In fact, freeing members up to take care of themselves is partly why Kate chose to make Grace a women’s club.
“I just felt women historically are always the last in the queue,” she says. “They’re always juggling jobs and children and family. They don’t look after themselves well enough and they feel guilty about allocating time to themselves.
“But if you don’t look after yourself the wheels start to fall off and you’re no help to anybody, so preventative medicine and leading a healthier lifestyle is important.”
Kate’s aim is to create a sanctuary where members can take a break from their busy lives to recalibrate, re-energise and manage their health in an uncompetitive and unpressured environment. It helps them, she says, to cope with all the things that life throws at them.
That said, it’s not an entirely man-free zone. Members are encouraged to invite male friends and relatives to the club before 9.30am and after 6pm, and they can attend any of the lectures and workshops for a non-member fee. The medical practice is also open to male and female non-members.
Since opening in 2012, Grace Belgravia has attracted a sorority of likeminded women, the majority of whom are professional. The club boasts 60 different nationalities and an age range from 21 to 80. Around 60% of members come from the target areas of Belgravia, Chelsea and Knightsbridge. Others come from as far afield as Hampstead and Holland Park, because Grace offers so much more than a gym.

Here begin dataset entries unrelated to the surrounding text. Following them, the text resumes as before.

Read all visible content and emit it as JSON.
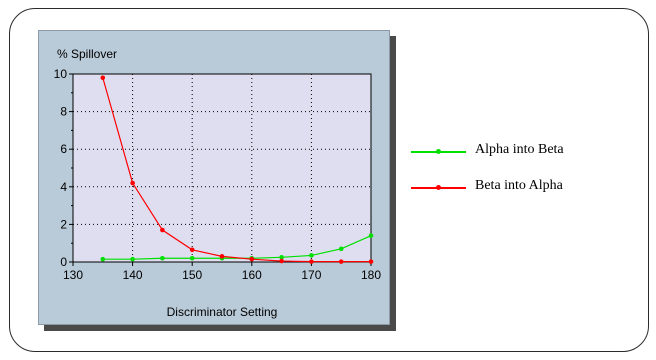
{
  "chart_data": {
    "type": "line",
    "title": "",
    "ylabel": "% Spillover",
    "xlabel": "Discriminator Setting",
    "xlim": [
      130,
      180
    ],
    "ylim": [
      0,
      10
    ],
    "xticks": [
      130,
      140,
      150,
      160,
      170,
      180
    ],
    "yticks": [
      0,
      2,
      4,
      6,
      8,
      10
    ],
    "grid": "dotted",
    "legend_position": "right",
    "series": [
      {
        "name": "Alpha into Beta",
        "color": "#00e000",
        "x": [
          135,
          140,
          145,
          150,
          155,
          160,
          165,
          170,
          175,
          180
        ],
        "values": [
          0.15,
          0.15,
          0.2,
          0.2,
          0.2,
          0.2,
          0.25,
          0.35,
          0.7,
          1.4
        ]
      },
      {
        "name": "Beta into Alpha",
        "color": "#ff0000",
        "x": [
          135,
          140,
          145,
          150,
          155,
          160,
          165,
          170,
          175,
          180
        ],
        "values": [
          9.8,
          4.2,
          1.7,
          0.65,
          0.3,
          0.15,
          0.05,
          0.02,
          0.02,
          0.02
        ]
      }
    ]
  }
}
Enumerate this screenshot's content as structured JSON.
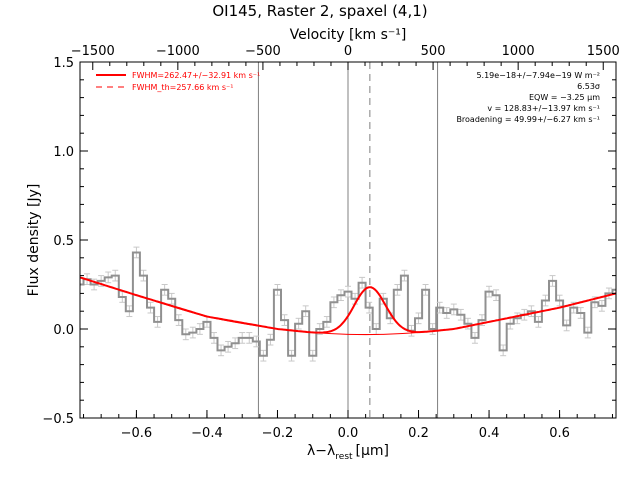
{
  "chart_data": {
    "type": "line",
    "title": "OI145, Raster 2, spaxel (4,1)",
    "xlabel": "λ−λrest [μm]",
    "xlabel_main": "λ−λ",
    "xlabel_sub": "rest",
    "xlabel_unit": "[μm]",
    "ylabel": "Flux density [Jy]",
    "top_xlabel": "Velocity [km s⁻¹]",
    "xlim": [
      -0.76,
      0.76
    ],
    "ylim": [
      -0.5,
      1.5
    ],
    "top_xlim": [
      -1575,
      1575
    ],
    "x_ticks": [
      -0.6,
      -0.4,
      -0.2,
      0.0,
      0.2,
      0.4,
      0.6
    ],
    "x_tick_labels": [
      "−0.6",
      "−0.4",
      "−0.2",
      "0.0",
      "0.2",
      "0.4",
      "0.6"
    ],
    "y_ticks": [
      -0.5,
      0.0,
      0.5,
      1.0,
      1.5
    ],
    "y_tick_labels": [
      "−0.5",
      "0.0",
      "0.5",
      "1.0",
      "1.5"
    ],
    "top_ticks": [
      -1500,
      -1000,
      -500,
      0,
      500,
      1000,
      1500
    ],
    "top_tick_labels": [
      "−1500",
      "−1000",
      "−500",
      "0",
      "500",
      "1000",
      "1500"
    ],
    "vertical_lines": [
      -0.254,
      0.0,
      0.254
    ],
    "dashed_vertical_line": 0.062,
    "legend": {
      "placement": "top-left",
      "entries": [
        "FWHM=262.47+/−32.91 km s⁻¹",
        "FWHM_th=257.66 km s⁻¹"
      ]
    },
    "annotations": [
      "5.19e−18+/−7.94e−19 W m⁻²",
      "6.53σ",
      "EQW = −3.25 μm",
      "v = 128.83+/−13.97 km s⁻¹",
      "Broadening = 49.99+/−6.27 km s⁻¹"
    ],
    "series": [
      {
        "kind": "spectrum",
        "x": [
          -0.76,
          -0.74,
          -0.72,
          -0.7,
          -0.68,
          -0.66,
          -0.64,
          -0.62,
          -0.6,
          -0.58,
          -0.56,
          -0.54,
          -0.52,
          -0.5,
          -0.48,
          -0.46,
          -0.44,
          -0.42,
          -0.4,
          -0.38,
          -0.36,
          -0.34,
          -0.32,
          -0.3,
          -0.28,
          -0.26,
          -0.24,
          -0.22,
          -0.2,
          -0.18,
          -0.16,
          -0.14,
          -0.12,
          -0.1,
          -0.08,
          -0.06,
          -0.04,
          -0.02,
          0.0,
          0.02,
          0.04,
          0.06,
          0.08,
          0.1,
          0.12,
          0.14,
          0.16,
          0.18,
          0.2,
          0.22,
          0.24,
          0.26,
          0.28,
          0.3,
          0.32,
          0.34,
          0.36,
          0.38,
          0.4,
          0.42,
          0.44,
          0.46,
          0.48,
          0.5,
          0.52,
          0.54,
          0.56,
          0.58,
          0.6,
          0.62,
          0.64,
          0.66,
          0.68,
          0.7,
          0.72,
          0.74,
          0.76
        ],
        "values": [
          0.25,
          0.28,
          0.25,
          0.27,
          0.29,
          0.3,
          0.18,
          0.1,
          0.43,
          0.3,
          0.12,
          0.04,
          0.22,
          0.17,
          0.05,
          -0.03,
          -0.02,
          0.0,
          0.04,
          -0.05,
          -0.12,
          -0.1,
          -0.08,
          -0.05,
          -0.05,
          -0.07,
          -0.15,
          -0.06,
          0.22,
          0.05,
          -0.15,
          0.03,
          0.1,
          -0.15,
          0.0,
          0.04,
          0.15,
          0.19,
          0.21,
          0.17,
          0.26,
          0.12,
          0.0,
          0.17,
          0.06,
          0.22,
          0.3,
          -0.01,
          0.06,
          0.22,
          0.0,
          0.12,
          0.09,
          0.11,
          0.08,
          0.03,
          -0.05,
          0.05,
          0.21,
          0.19,
          -0.12,
          0.03,
          0.06,
          0.08,
          0.1,
          0.04,
          0.16,
          0.27,
          0.16,
          0.02,
          0.12,
          0.09,
          -0.02,
          0.15,
          0.13,
          0.2,
          0.22
        ],
        "error": 0.03
      },
      {
        "kind": "continuum",
        "x": [
          -0.76,
          -0.6,
          -0.4,
          -0.2,
          -0.1,
          0.0,
          0.1,
          0.2,
          0.3,
          0.4,
          0.6,
          0.76
        ],
        "values": [
          0.29,
          0.19,
          0.07,
          0.0,
          -0.02,
          -0.03,
          -0.03,
          -0.02,
          0.0,
          0.04,
          0.12,
          0.2
        ]
      }
    ],
    "gaussian": {
      "center": 0.062,
      "amplitude": 0.265,
      "sigma": 0.045,
      "baseline": -0.035
    }
  },
  "colors": {
    "spectrum": "#909090",
    "fit": "#ff0000",
    "axes": "#000000",
    "vlines": "#808080",
    "errorbars": "#c8c8c8"
  }
}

For members who are new to the area, the club has helped them to become a part of the community. Kate and her 100-strong team help newcomers to find their feet in the area, pointing them in the right direction for different services and putting them in touch with other organisations. But Grace is also a place where members can make friends locally.
“People come to treat it as a home away from home,” says Kate. “Although it’s a beautiful club, it’s not stuffy. All the staff and members are very friendly we’ve really worked hard to make it a very non-judgemental place where people can come and relax.

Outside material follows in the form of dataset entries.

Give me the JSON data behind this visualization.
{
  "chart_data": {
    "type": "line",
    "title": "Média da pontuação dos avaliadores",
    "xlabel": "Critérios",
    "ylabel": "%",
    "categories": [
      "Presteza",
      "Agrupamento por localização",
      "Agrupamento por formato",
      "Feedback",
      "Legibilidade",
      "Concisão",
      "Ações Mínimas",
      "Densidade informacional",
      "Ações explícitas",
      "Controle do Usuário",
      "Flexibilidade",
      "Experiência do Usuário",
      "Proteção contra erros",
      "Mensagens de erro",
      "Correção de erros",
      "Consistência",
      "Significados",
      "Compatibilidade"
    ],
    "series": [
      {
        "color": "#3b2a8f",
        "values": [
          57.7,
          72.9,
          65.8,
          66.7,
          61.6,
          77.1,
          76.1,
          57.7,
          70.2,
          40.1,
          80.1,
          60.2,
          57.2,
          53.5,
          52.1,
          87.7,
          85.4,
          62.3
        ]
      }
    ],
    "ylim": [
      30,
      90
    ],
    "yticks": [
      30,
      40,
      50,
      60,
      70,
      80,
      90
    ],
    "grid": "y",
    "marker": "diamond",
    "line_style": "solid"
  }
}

“A lot of people who come here are going through changes in life, whether that’s aging, suffering from lack of sleep or stress, wanting to have a baby. These are all things that affect everybody and they shouldn’t feel that they are alone in coping with them.”
Kate has exciting plans for developing the Grace Belgravia concept. This year sees the launch for the Wellness in the Workplace Awards. Organised with a number of partners, the awards will recognise employers of all sizes that are making wellness in the workplace a priority. And plans are in the pipeline for the launch of a second site in 2018.
As the club expands, she hopes more and more members will experience a similar transformation to that of her own daughter.
“She’s taking time out and not feeling guilty about it,” says Kate. “I’ve seen other people do that as well. Habits are beginning to change and I think if we can be responsible for that, whether it’s through the club, through the awards or giving talks and workshops, we can get people to start realising that being a slave to the job doesn’t do anybody any favours and you’re so much better at your job if you’re feeling healthier.”